Shah has moved to selling packages of Sick Day essentials and combining at-home Covid testing with goods like a thermometer, tissues, masks, hand sanitizer and Gatorade in grocery delivery apps. The packs sell for $59.99 up to $124.99 depending on what combination of treats shoppers choose, and they include two tests per piece. Shah said he came up with the idea of ​​packaging the tests with other merchandise to offer customers value while offsetting the 20% fee he allegedly pays to platforms like Grubhub-owned Seamless.

While large pharmacy retailers can sell tests for less because they can buy in bulk, they often run out much quicker, Shah said, noting that his store always had at least some tests in stock at all times.

“I think most of the time when all these bigger places had the product, it was selling cheaper than us. But 95% of the time, they didn’t have the product,” Shah said.

Jordan Berkowitz, president of testing and personal protective equipment retailer Sunline Supply, said while he understands why consumers think the price will be reduced, that doesn’t explain the massive demand and risk the seller faces.

Berkowitz said he lost nearly $5 million in deposits due to more than 10 different test deliveries he gave up last year that never showed up. And while its testing business remains profitable even with these losses, it takes a lot of verification to find reliable sources for testing. And even then, it’s still possible to get scammed.

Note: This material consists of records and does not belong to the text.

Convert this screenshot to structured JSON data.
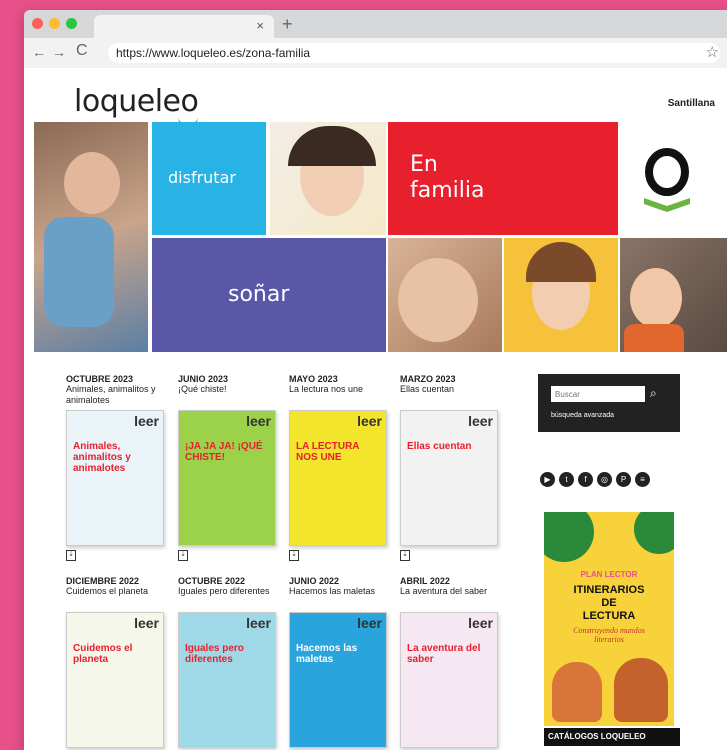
{
  "browser": {
    "url": "https://www.loqueleo.es/zona-familia",
    "tab_close": "×",
    "newtab": "+",
    "back": "←",
    "forward": "→",
    "reload": "C",
    "star": "☆"
  },
  "header": {
    "logo": "loqueleo",
    "brand": "Santillana"
  },
  "hero": {
    "disfrutar": "disfrutar",
    "en_familia_1": "En",
    "en_familia_2": "familia",
    "sonar": "soñar"
  },
  "issues": [
    {
      "date": "OCTUBRE 2023",
      "title": "Animales, animalitos y animalotes",
      "cover_title": "Animales, animalitos y animalotes",
      "color": "#e9f3f8"
    },
    {
      "date": "JUNIO 2023",
      "title": "¡Qué chiste!",
      "cover_title": "¡JA JA JA! ¡QUÉ CHISTE!",
      "color": "#9bd24a"
    },
    {
      "date": "MAYO 2023",
      "title": "La lectura nos une",
      "cover_title": "LA LECTURA NOS UNE",
      "color": "#f3e52b"
    },
    {
      "date": "MARZO 2023",
      "title": "Ellas cuentan",
      "cover_title": "Ellas cuentan",
      "color": "#f2f2f2"
    },
    {
      "date": "DICIEMBRE 2022",
      "title": "Cuidemos el planeta",
      "cover_title": "Cuidemos el planeta",
      "color": "#f4f7ea"
    },
    {
      "date": "OCTUBRE 2022",
      "title": "Iguales pero diferentes",
      "cover_title": "Iguales pero diferentes",
      "color": "#9fd8e6"
    },
    {
      "date": "JUNIO 2022",
      "title": "Hacemos las maletas",
      "cover_title": "Hacemos las maletas",
      "color": "#29a4dc"
    },
    {
      "date": "ABRIL 2022",
      "title": "La aventura del saber",
      "cover_title": "La aventura del saber",
      "color": "#f6e8f2"
    }
  ],
  "cover_brand": "leer",
  "download_glyph": "⇣",
  "sidebar": {
    "search_placeholder": "Buscar",
    "search_icon": "⌕",
    "advanced": "búsqueda avanzada",
    "socials": [
      "▶",
      "t",
      "f",
      "◎",
      "P",
      "≡"
    ],
    "promo_tag": "PLAN LECTOR",
    "promo_title_1": "ITINERARIOS",
    "promo_title_2": "DE",
    "promo_title_3": "LECTURA",
    "promo_sub": "Construyendo mundos literarios",
    "catalog": "CATÁLOGOS LOQUELEO"
  },
  "colors": {
    "pink": "#e9508a",
    "blue": "#27b3e6",
    "red": "#e8202e",
    "purple": "#5a56a8",
    "green": "#6cb33f"
  }
}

“If you ask me if I think it’s price gouging, I lose millions of dollars taking risks on inventory that I never get,” said Berkowitz, who said last week he has a $10 loan Million dollars raising interest rates while waiting for pending test kit orders. It puts him between “a rock and a hard place”.

“Either I don’t pay the money, I don’t get the product and they’re upset because I don’t have it. Or I’ll pay more for it and I’ll say you have to pay me more for it and they’re upset because they have to pay more,” he said. “So in that way it’s kind of lose-lose for us.”

Berkowitz said the increase in demand has meant that “there are about 10 different places where our costs go up, our risk goes up, our overheads go up.” These include costs for customer service representatives, financing charges for credit for orders not yet received, and dealing with riskier or lesser-known suppliers to source products.

Berkowitz said Sunline sells tests on its website for about $15, though some cost even less. But he remembers listing them for about $7 or $8 a piece a few weeks ago. And he expects prices to keep rising until supply catches up with demand, which could be complicated by an expected downsizing in China, where some materials are manufactured during the Lunar New Year.

“We’re anticipating that there’s going to be some sort of supply bloodbath for probably another two months, I think,” Berkowitz said. “Honestly, on the price side things are getting worse. For us and for everyone else.”